Otter Wax is made in the USA (Portland, Oregon, to be exact) of pure beeswax (along with other plant-based waxes and oils) and contains absolutely no petroleum, paraffin or silicone. It has a very faint woodsy scent, not overpowering at all -- and the smell fades once your item is cured. Plus, the packaging the bar comes in is made of 100% post-consumer materials, so waste is kept to a minimum.

The finished product! (2 days later...)

The finished product! (2 days later...)

Washing any pair of waxed or coated jeans is a challenge -- and I've never washed mine, exactly. l mean, like, ever. It's true that you can put a pair of jeans in the freezer for a few hours to kill odor, but sometimes you just need a little soap and water to get rid of actual, factual dirt and grime buildup. You can indeed wash a pair of jeans that you've coated with Otter Wax -- you just need to be extra careful! And that means using the right soap. 

Regular laundry detergent will strip the wax right off of a treated garment, so the best way to wash a waxed item is to soak it inside out in a bucket filled with cold water and a few tablespoons of pure, liquid castile soap. Pure castile soap is vegetable based, so it won't break down the wax like proper detergent will. Otter Wax makes a castile-soap based canvas cleaner, but you can just as easily use a bit of Dr. Bronner's that you may have lurking in your bathroom.

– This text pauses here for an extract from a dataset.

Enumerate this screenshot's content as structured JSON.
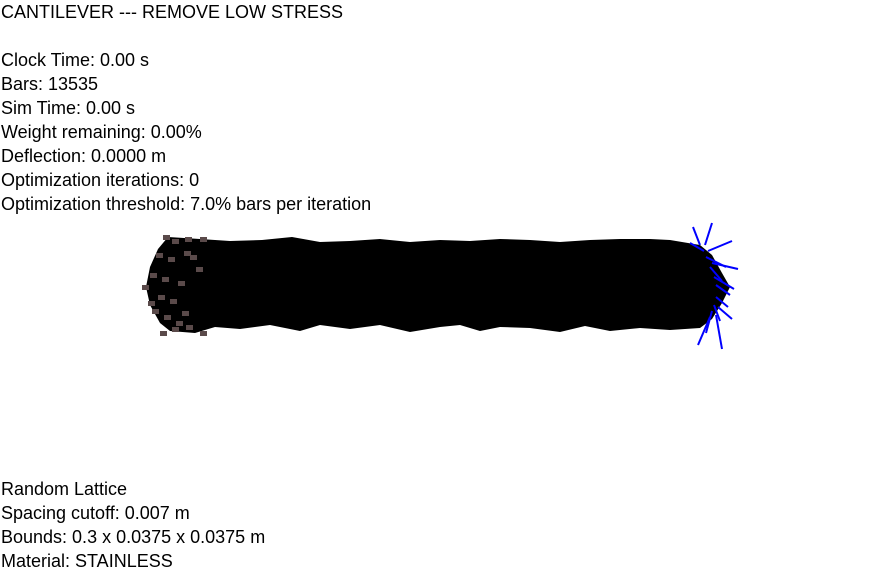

Swish your inside-out waxed jeans around in the cold soapy water mixture for about five minutes, using a rag to gently scrub the non-waxed side of the garment if necessary. Rinse thoroughly in cold water, leave them inside out, and hang to dry. Once your jeans are completely dry (at least a good 24 hours or so) you can touch up any areas where the wax has worn down. Et voilà! Now any old pair of jeans can look like they cost you a pretty penny when they actually didn't.